See the following code which gives me something that (at least) looks reasonable.

import numpy as np
from dolfin import *

mesh = UnitSquareMesh(32, 32)


# Define thermal conductivity
class Thermal_Conductivity(UserExpression):

    def __init__(self, markers, **kwargs):
        super().__init__(**kwargs) # This part is new!
        self.markers = markers
    
    def eval_cell(self, values, x, cell):
        if self.markers[cell.index] == 0:
            k = np.array([[1.0, 0.0],
            			  [0.0, 1.0]])
            values[:] = k.flatten()
        else:
            k = np.array([[2.0, -1.0],
            			  [-1.0, 2.0]])
            values[:] = k.flatten()

    def value_shape(self):
    	return (2, 2)
            

subdomains = MeshFunction("size_t", mesh, mesh.topology().dim(), 0)
AutoSubDomain(lambda x, on: x[0] > 0.5).mark(subdomains, 1)

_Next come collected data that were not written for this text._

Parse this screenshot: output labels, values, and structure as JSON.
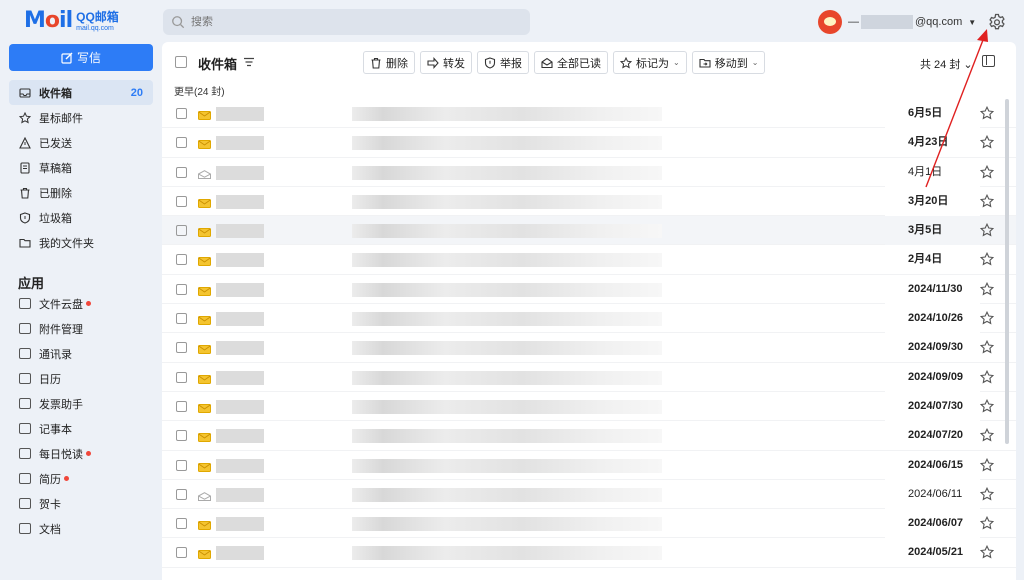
{
  "brand": {
    "logo_main": "Mail",
    "logo_sub": "QQ邮箱",
    "logo_url": "mail.qq.com"
  },
  "search": {
    "placeholder": "搜索"
  },
  "account": {
    "prefix": "—",
    "suffix": "@qq.com"
  },
  "compose": {
    "label": "写信"
  },
  "nav": [
    {
      "label": "收件箱",
      "icon": "inbox-icon",
      "count": "20",
      "active": true
    },
    {
      "label": "星标邮件",
      "icon": "star-icon"
    },
    {
      "label": "已发送",
      "icon": "send-icon"
    },
    {
      "label": "草稿箱",
      "icon": "draft-icon"
    },
    {
      "label": "已删除",
      "icon": "trash-icon"
    },
    {
      "label": "垃圾箱",
      "icon": "shield-icon"
    },
    {
      "label": "我的文件夹",
      "icon": "folder-icon"
    }
  ],
  "apps": {
    "title": "应用",
    "items": [
      {
        "label": "文件云盘",
        "dot": true
      },
      {
        "label": "附件管理"
      },
      {
        "label": "通讯录"
      },
      {
        "label": "日历"
      },
      {
        "label": "发票助手"
      },
      {
        "label": "记事本"
      },
      {
        "label": "每日悦读",
        "dot": true
      },
      {
        "label": "简历",
        "dot": true
      },
      {
        "label": "贺卡"
      },
      {
        "label": "文档"
      }
    ]
  },
  "toolbar": {
    "title": "收件箱",
    "buttons": [
      {
        "label": "删除",
        "icon": "trash-icon"
      },
      {
        "label": "转发",
        "icon": "forward-icon"
      },
      {
        "label": "举报",
        "icon": "report-icon"
      },
      {
        "label": "全部已读",
        "icon": "read-all-icon"
      },
      {
        "label": "标记为",
        "icon": "star-icon",
        "caret": true
      },
      {
        "label": "移动到",
        "icon": "move-icon",
        "caret": true
      }
    ],
    "total": "共 24 封"
  },
  "group_label": "更早(24 封)",
  "emails": [
    {
      "date": "6月5日",
      "unread": true
    },
    {
      "date": "4月23日",
      "unread": true
    },
    {
      "date": "4月1日",
      "unread": false
    },
    {
      "date": "3月20日",
      "unread": true
    },
    {
      "date": "3月5日",
      "unread": true
    },
    {
      "date": "2月4日",
      "unread": true
    },
    {
      "date": "2024/11/30",
      "unread": true
    },
    {
      "date": "2024/10/26",
      "unread": true
    },
    {
      "date": "2024/09/30",
      "unread": true
    },
    {
      "date": "2024/09/09",
      "unread": true
    },
    {
      "date": "2024/07/30",
      "unread": true
    },
    {
      "date": "2024/07/20",
      "unread": true
    },
    {
      "date": "2024/06/15",
      "unread": true
    },
    {
      "date": "2024/06/11",
      "unread": false
    },
    {
      "date": "2024/06/07",
      "unread": true
    },
    {
      "date": "2024/05/21",
      "unread": true
    }
  ],
  "colors": {
    "accent": "#2d7cf6",
    "annotation": "#e02020",
    "unread_envelope": "#f4c430"
  }
}
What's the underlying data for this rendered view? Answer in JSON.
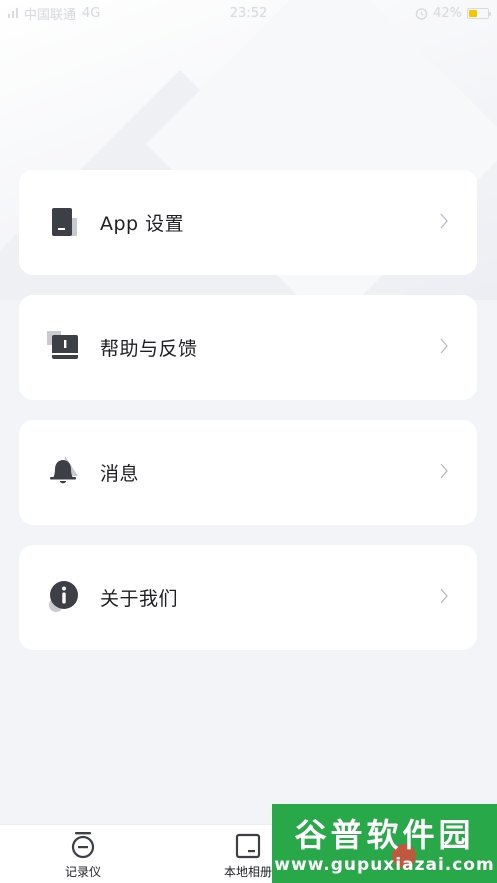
{
  "status_bar": {
    "carrier": "中国联通",
    "network": "4G",
    "time": "23:52",
    "battery_percent": "42%",
    "battery_level": 0.42,
    "icons": [
      "signal-icon",
      "alarm-icon",
      "battery-icon"
    ]
  },
  "menu": {
    "items": [
      {
        "label": "App 设置",
        "icon": "document-icon"
      },
      {
        "label": "帮助与反馈",
        "icon": "help-book-icon"
      },
      {
        "label": "消息",
        "icon": "bell-icon"
      },
      {
        "label": "关于我们",
        "icon": "info-icon"
      }
    ],
    "chevron_icon": "chevron-right-icon"
  },
  "bottom_nav": {
    "items": [
      {
        "label": "记录仪",
        "icon": "recorder-icon"
      },
      {
        "label": "本地相册",
        "icon": "album-icon"
      }
    ]
  },
  "watermark": {
    "title": "谷普软件园",
    "url": "www.gupuxiazai.com"
  },
  "colors": {
    "background": "#f3f4f8",
    "card": "#ffffff",
    "icon_dark": "#3d3f47",
    "icon_shadow": "#c8cad0",
    "chevron": "#b8bbc2",
    "battery": "#f7c600",
    "watermark_green": "#29a84a"
  }
}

k = Thermal_Conductivity(subdomains, degree=1)


# Build function space
V = FunctionSpace(mesh, 'CG', 1)
T = TrialFunction(V)
s = TestFunction(V)
n = FacetNormal(mesh)

bcs = [DirichletBC(V, Constant(1.0), "on_boundary")]

f = Constant(1.0)
F = inner(k*grad(T), grad(s))*dx - f*s*dx

a, L = lhs(F), rhs(F)

# Create VTK files for visualization output
vtkfile_T = File('Temperature.pvd')

T = Function(V, name='Temperature')
solve(a == L, T, bcs, solver_parameters={'linear_solver':'mumps'})

# Save solution to file (VTK)
vtkfile_T << T

image

2 Likes

Thank you very much! That works perfectly and yields physical solutions.
I noticed that with an anisotropic thermal conductivity, the solver takes about 4 times longer to converge. Is that to be expected?
Also, k = Thermal_Conductivity(subdomains, degree=0) instead of degre=1 yields the same solution but is faster.